Opening Call: The Australian share market is to open lower.
U.S. stocks ended mostly higher, getting a boost on a robust ADP jobs report. The 10-year Treasury yield note edged down to 1.47% from 1.48%. The WSJ Dollar Index rose 0.24% to 87.02. U.S. oil prices ended higher after a fall in U.S. inventories. Gold settled higher for the session and quarter but logged losses for the month and the first half of the year.
Australia’s S&P/ASX 200 index closed 0.2% higher as the local benchmark followed a mildly positive lead from U.S. stocks. Shares in eight of the 12 largest companies by market capitalization rose. The ASX 200 is less than 0.1% higher so far this week.
U.S. stocks traded in a narrow range, with the major indexes closing out the quarter at record highs following a June rally powered by technology stocks.
The S&P 500 rose 0.1%, marking the benchmark index’s 34th record close of the year. The index is now up 14.4% in 2021, representing the largest first-half gain in a year since the first half of 2019. Meanwhile, the Dow Jones Industrial Average added 0.6%.
The tech-heavy Nasdaq Composite edged back from Tuesday’s record close, declining 0.2%. The index still rose for the fifth consecutive quarter.
Gold futures turned positive to end higher for the session and quarter but finished the month and first half of 2021 with losses.
August gold closed up 0.5% at $1,771.60 an ounce on Comex after futures were lower earlier in the session and settled down 1% on Tuesday.
Bullion booked a June loss of more than 7%, a roughly 5% gain in the second quarter, and a 6.6% decline in the first half of the year, based on the most active contract.
Oil futures ended in positive territory, but were off session highs, after the government data showed another drop in U.S. crude inventories as traders await this week’s decision by OPEC+ on output.

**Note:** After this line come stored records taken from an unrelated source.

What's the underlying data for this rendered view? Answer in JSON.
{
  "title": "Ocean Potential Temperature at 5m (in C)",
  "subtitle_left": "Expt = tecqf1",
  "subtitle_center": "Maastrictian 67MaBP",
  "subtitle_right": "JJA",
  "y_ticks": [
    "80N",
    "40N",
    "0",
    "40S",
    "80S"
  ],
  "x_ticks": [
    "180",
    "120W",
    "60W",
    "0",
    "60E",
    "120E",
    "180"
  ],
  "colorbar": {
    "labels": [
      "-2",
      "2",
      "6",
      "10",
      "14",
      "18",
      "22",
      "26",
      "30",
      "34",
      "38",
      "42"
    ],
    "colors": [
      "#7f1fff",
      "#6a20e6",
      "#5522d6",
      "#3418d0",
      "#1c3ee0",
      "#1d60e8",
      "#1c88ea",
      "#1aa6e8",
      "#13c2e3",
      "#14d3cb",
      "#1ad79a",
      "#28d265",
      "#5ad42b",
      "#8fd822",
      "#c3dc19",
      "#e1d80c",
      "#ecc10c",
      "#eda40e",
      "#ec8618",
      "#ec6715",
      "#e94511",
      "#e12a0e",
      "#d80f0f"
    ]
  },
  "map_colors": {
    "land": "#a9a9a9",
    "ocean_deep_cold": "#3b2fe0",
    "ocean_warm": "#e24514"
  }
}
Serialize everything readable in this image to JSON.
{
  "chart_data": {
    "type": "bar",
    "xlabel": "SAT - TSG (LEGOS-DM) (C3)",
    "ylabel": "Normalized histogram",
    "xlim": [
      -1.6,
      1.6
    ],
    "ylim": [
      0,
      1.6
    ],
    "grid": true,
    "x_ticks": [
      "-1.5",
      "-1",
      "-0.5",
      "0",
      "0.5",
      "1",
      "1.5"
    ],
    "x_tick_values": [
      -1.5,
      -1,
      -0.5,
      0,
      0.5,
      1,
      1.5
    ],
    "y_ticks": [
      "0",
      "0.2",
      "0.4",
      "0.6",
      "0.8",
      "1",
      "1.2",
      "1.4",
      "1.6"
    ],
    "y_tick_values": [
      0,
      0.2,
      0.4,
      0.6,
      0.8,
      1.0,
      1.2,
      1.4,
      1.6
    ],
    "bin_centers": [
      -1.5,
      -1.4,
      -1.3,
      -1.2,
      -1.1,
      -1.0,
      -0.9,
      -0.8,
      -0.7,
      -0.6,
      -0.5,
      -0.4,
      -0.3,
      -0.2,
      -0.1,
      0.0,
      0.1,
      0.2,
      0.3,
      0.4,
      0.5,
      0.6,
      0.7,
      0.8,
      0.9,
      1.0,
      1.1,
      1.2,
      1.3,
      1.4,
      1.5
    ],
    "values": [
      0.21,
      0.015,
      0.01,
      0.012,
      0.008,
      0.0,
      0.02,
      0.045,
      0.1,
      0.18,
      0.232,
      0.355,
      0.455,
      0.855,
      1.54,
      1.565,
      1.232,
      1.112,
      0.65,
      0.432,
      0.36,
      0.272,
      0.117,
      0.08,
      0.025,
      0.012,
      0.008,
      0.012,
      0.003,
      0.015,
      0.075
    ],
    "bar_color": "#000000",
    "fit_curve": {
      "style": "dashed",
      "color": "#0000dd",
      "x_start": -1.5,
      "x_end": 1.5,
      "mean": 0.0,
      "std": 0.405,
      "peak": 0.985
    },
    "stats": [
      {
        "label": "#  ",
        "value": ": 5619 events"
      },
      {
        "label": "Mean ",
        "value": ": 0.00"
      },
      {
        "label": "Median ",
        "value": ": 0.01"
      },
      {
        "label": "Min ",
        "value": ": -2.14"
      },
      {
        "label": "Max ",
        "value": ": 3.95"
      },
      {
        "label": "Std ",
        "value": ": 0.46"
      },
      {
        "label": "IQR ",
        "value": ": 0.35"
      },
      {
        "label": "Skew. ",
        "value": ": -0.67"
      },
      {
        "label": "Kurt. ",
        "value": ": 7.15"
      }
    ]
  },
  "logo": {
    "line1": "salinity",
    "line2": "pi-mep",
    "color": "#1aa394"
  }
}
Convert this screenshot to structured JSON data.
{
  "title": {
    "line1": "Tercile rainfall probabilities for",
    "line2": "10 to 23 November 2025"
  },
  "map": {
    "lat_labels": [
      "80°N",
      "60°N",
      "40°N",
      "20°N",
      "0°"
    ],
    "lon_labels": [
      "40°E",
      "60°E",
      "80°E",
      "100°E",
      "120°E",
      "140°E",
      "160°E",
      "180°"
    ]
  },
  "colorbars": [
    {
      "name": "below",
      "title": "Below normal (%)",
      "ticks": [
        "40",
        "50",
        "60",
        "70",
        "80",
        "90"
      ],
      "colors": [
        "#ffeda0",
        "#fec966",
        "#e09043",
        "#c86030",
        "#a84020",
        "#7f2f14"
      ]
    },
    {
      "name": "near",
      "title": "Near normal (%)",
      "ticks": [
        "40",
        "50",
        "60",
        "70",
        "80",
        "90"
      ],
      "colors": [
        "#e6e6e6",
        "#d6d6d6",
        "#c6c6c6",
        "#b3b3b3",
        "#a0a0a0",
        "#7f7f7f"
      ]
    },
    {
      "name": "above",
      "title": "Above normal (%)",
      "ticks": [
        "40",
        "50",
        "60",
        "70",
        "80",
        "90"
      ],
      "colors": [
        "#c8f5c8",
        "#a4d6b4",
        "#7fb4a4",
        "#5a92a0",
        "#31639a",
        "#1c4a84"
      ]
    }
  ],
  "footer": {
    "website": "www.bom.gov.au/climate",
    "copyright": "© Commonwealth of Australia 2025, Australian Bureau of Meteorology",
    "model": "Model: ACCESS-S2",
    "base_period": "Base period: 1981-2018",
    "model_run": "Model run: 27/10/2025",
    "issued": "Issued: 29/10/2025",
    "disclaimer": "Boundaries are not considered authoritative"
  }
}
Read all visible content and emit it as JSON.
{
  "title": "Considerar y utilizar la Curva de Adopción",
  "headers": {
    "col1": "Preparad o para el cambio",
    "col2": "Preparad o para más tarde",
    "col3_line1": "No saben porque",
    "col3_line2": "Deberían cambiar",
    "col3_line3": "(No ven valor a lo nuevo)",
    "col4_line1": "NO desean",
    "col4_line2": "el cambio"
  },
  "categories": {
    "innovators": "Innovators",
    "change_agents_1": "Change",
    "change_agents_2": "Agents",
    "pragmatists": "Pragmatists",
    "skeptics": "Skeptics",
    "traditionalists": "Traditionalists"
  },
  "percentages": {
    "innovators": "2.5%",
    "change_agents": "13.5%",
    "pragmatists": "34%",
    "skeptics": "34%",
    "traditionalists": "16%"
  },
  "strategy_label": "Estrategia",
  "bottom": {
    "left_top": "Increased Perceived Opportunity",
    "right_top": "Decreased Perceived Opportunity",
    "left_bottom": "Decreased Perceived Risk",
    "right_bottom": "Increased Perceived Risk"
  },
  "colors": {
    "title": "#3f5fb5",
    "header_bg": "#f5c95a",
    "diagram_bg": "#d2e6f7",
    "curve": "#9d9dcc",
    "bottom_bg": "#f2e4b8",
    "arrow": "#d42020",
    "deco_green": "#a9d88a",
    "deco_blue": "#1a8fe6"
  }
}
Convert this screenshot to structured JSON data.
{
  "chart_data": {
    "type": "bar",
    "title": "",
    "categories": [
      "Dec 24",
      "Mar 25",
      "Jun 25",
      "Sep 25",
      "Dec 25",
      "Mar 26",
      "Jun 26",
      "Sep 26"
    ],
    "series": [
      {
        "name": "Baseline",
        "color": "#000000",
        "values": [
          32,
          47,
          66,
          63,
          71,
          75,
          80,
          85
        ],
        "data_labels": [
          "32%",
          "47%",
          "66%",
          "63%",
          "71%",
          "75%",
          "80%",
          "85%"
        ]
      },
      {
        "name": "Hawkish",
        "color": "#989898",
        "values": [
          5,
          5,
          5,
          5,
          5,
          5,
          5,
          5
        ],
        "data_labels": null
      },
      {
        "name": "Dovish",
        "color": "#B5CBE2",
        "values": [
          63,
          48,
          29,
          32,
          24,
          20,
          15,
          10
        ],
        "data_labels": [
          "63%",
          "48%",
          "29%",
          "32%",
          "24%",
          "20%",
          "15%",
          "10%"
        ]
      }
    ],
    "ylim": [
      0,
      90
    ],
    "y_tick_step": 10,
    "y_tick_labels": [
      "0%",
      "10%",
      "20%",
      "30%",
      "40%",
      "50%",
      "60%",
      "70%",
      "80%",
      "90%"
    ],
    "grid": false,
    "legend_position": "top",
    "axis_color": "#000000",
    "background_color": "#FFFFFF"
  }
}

West Texas Intermediate crude for August delivery rose 0.7% to finish at $73.47 a barrel on the New York Mercantile Exchange, holding gains after the Energy Information Administration said U.S. crude inventories fell by 6.7 million barrels in the week ended June 25. September Brent crude, the global benchmark, rose 0.5% to end at $74.62 a barrel on ICE Futures Europe.
August Brent crude gained 0.5% to close at $75.13 a barrel. Based on front-month contracts, Brent rose 18.2% in the second quarter and was up 45% in the year to date.
Major currencies were weaker against the US dollar in European and US trade. The Euro fell from highs near US$1.1905 to lows near US$1.1845 and was near US$1.1860 at the US close. The Aussie dollar fell from highs near US75.25 cents to lows near US74.90 cents and was near US75.00 cents at the US close. And the Japanese yen eased from 110.42 yen per US dollar to JPY111.11 and was near JPY111.00 at the US close.
European share markets fell on Wednesday as investors booked profits at the end of the month, quarter and half-year. Auto stocks fell the most, down 1.9%. Inflation fell to a 1.9% annual rate in the eurozone in June, below the 2% central bank target. The pan-European STOXX 600 index fell by 0.5% on Wednesday but rose by 1.4% in June, the fifth straight month of gains. The German Dax index fell by 1.0% on Wednesday and the UK FTSE index lost 0.7%. In the London trade, shares in Rio Tinto fell by 1.3% and BHP lost 1.0%.
Japan’s Nikkei Stock Average closed 0.1% lower as falls in pharmaceutical and food stocks offset gains in tech shares. The Nikkei has fallen 1.3% in the second quarter but has gained 4.9% year to date.
Chinese stocks ended the session higher, resuming a recent uptrend after a weak performance Tuesday. Official PMI data earlier showed a slower expansion in China’s factory and service activity in June, which could bolster hopes of continued policy support.
Gains were led by electronics and IT-related sectors. The Shanghai Composite Index closed 0.5% higher, the Shenzhen Composite Index rose 1.0%, and the ChiNext Price Index added 2.1%.